A cop thriller that gets off to a rousing start but can’t sustain its originality or sufficient motivation for the protag, “URO” keeps interest high for the first hour but then gets undermined by its unrelentingly flat palette. Gritty look at a headstrong undercover agent in the Oslo narc scene would be less of a disappointment if helmer Stefan Faldbakken hadn’t made the beginning half such an enjoyable ride. Talent, however, signals greater possibilities with a sophomore effort. Skedded for local August release, pic should do fine in Scandi territories but offshore will be limited to Nordic showcases.
URO is the acronym for the Norwegian narcotics unit, where Hans Petter, known as HP (Nicolai Cleve Broch), is a new recruit. HP needs firm reining in to counter his tendency to charge ahead without sufficient back-up, and boss Makker (Ingar Helge Gimle) tries to control him but there’s something in HP’s past that keeps the moody young man’s eyes and feet set recklessly forward.
An unexpected encounter with Mette (Ane Dahl Torp), an old school friend who runs a club that’s under surveillance, offers HP an opportunity for a perfect cover. HP is able to infiltrate a drug-running outfit through Mette’s b.f. Marco (Ahmed Zeyan), a foot soldier for a drug ring. Mette’s sadistic dad Frank (Bjorn Floberg) turns out to be the real capo of the operation, however HP discovers Frank and his own good-for-nothing father were associates.
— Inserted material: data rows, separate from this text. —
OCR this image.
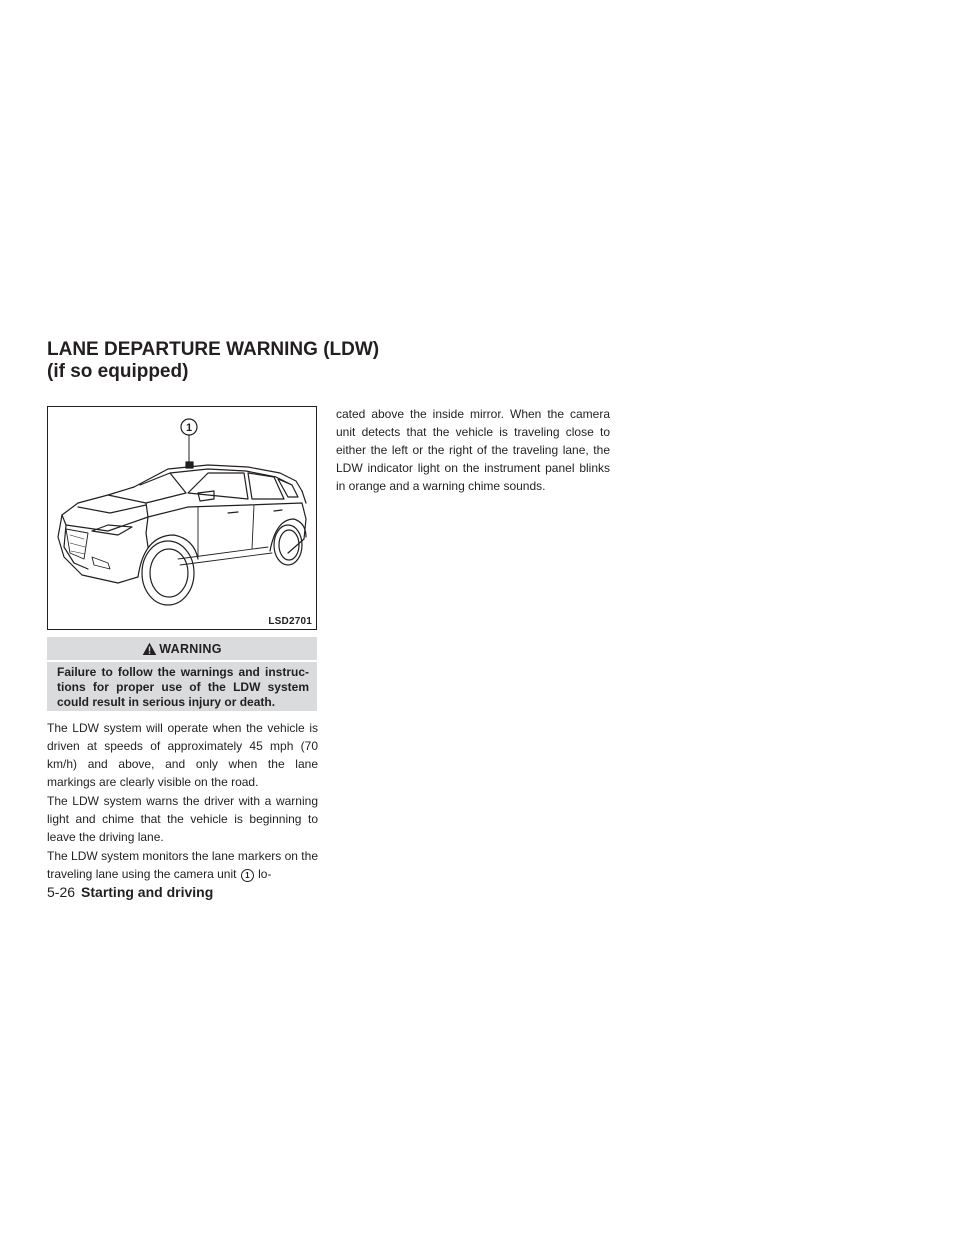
LANE DEPARTURE WARNING (LDW)
(if so equipped)
1
LSD2701
WARNING

Failure to follow the warnings and instructions for proper use of the LDW system could result in serious injury or death.

The LDW system will operate when the vehicle is driven at speeds of approximately 45 mph (70 km/h) and above, and only when the lane markings are clearly visible on the road.

The LDW system warns the driver with a warning light and chime that the vehicle is beginning to leave the driving lane.

The LDW system monitors the lane markers on the traveling lane using the camera unit 1 lo-

cated above the inside mirror. When the camera unit detects that the vehicle is traveling close to either the left or the right of the traveling lane, the LDW indicator light on the instrument panel blinks in orange and a warning chime sounds.

5-26 Starting and driving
With personal entanglements creating conflicts he’s unwilling to address, HP decides to fly solo and orchestrates a sting, without clueing in his superiors, that quickly spins out of control.
Despite a nice thrust at the beginning, carried along by a zippy chase sequence, HP’s increasingly complicated motivations don’t signal an accompanying push to the narrative. Hints at HP’s previous life as a bad boy and “scumbag” are never explored, and when they are finally revealed they prove less than earth shattering.
Unfortunately, helmer Faldbakken tries to tie everything up too neatly by pic’s end, which comes off overly optimistic and artificial.
Star Broch is no stranger to police flicks, having co-starred in the similarly titled “Uno,” also lensed by d.p. John Andreas Andersen. His intense, controlled performance nicely captures the haunted quality of a man racing forward to prevent himself from metaphorically looking behind.
Torp, recently named one of Europe’s “Shooting Stars,” gives a complexity to her role as the drug-dependent Mette that continues to build when others remain undeveloped.
Hand-held camera work appropriately captures the tensions and dangers of the duplicitous underworld, though biggest problem is the over filtering, washing out color tonalities to an almost constant blandness. In first half, a brief contrast with brighter outdoor colors could have been used for greater, more textured juxtapositions throughout.